Governments on the other hand may find it relatively easy to commit to AMCs. After all, within an AMC, donors do not have to pay if the industry fails to deliver the vaccines according to pre-determined specifications. But that aversion to risk is costly: as donors will only pay if eligible countries actually order a product, suppliers will ask for a higher price to compensate for that risk – legitimately so. Some form of advanced purchase commitments, which guarantee purchase, would be a more cost-efficient and simpler mechanism to convince suppliers to invest in the necessary production capacity.
Urgent need to review the price tag
As a proposal that seeks to make urgently needed vaccines available in developing countries, the pneumo-AMC must be welcomed, and the latest configuration of the AMC pilot is undoubtedly a step in the right direction to improve the design. But the economic simulations on which GAVI's expert group bases its recommendations must be made public in order that we may properly assess if the AMC can be implemented with significantly less money. Until that happens, the real mechanism of the AMC remains opaque.
Addressing the linkage between cost and price
As one of the funding mechanisms on the table at the IGWG, to what extent do advance market commitments answer to the Resolution's call? That AMCs seem to have the wind in their sails may be because they are only a minor adaptation of the present patent based market-driven system. They neatly sidestep any of the complex issues about intellectual property and R&D, and the need for health products offered at radically lower prices.

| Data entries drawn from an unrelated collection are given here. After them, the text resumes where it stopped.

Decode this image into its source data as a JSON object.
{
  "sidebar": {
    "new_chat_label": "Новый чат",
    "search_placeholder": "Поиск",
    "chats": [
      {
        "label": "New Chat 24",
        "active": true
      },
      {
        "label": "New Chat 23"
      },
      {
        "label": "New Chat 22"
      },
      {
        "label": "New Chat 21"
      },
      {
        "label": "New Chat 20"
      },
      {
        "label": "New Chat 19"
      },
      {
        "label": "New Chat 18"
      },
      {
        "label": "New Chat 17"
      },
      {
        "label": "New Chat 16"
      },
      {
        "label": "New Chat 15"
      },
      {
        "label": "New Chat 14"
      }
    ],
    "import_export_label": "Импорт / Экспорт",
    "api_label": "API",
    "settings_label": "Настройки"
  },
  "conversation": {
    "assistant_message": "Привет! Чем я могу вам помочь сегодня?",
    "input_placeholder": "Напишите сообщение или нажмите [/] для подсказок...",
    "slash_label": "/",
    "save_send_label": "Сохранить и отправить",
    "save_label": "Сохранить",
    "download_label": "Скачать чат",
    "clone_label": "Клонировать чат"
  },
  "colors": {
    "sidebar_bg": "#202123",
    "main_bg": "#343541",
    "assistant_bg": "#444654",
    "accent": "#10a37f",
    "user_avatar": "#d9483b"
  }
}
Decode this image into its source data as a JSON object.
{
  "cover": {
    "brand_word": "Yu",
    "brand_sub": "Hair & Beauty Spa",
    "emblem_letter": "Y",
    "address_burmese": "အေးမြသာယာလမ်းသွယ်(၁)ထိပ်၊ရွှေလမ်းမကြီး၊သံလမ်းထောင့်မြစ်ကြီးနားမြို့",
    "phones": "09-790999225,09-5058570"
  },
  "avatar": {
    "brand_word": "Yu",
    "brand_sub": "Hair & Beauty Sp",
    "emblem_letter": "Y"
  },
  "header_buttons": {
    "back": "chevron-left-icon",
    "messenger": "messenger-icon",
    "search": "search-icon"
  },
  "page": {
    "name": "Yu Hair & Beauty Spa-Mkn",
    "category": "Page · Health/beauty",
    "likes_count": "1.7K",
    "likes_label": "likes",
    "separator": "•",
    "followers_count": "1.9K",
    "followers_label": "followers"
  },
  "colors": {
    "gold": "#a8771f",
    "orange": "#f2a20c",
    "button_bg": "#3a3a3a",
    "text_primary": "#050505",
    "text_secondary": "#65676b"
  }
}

Governments should recognise that in developing policies for essential health R&D, we need to go well beyond the support for AMCs. Other alternative financing mechanisms, such as prize funds or an R&D treaty, may be better suited to solve problems of access to medicines and neglected disease R&D.
The IGWG is expected to promote alternative financing mechanisms – particularly ones that address the link between the cost of R&D and the price of products developed. The AMC, which does not address that link, cannot be the only proposal on the table.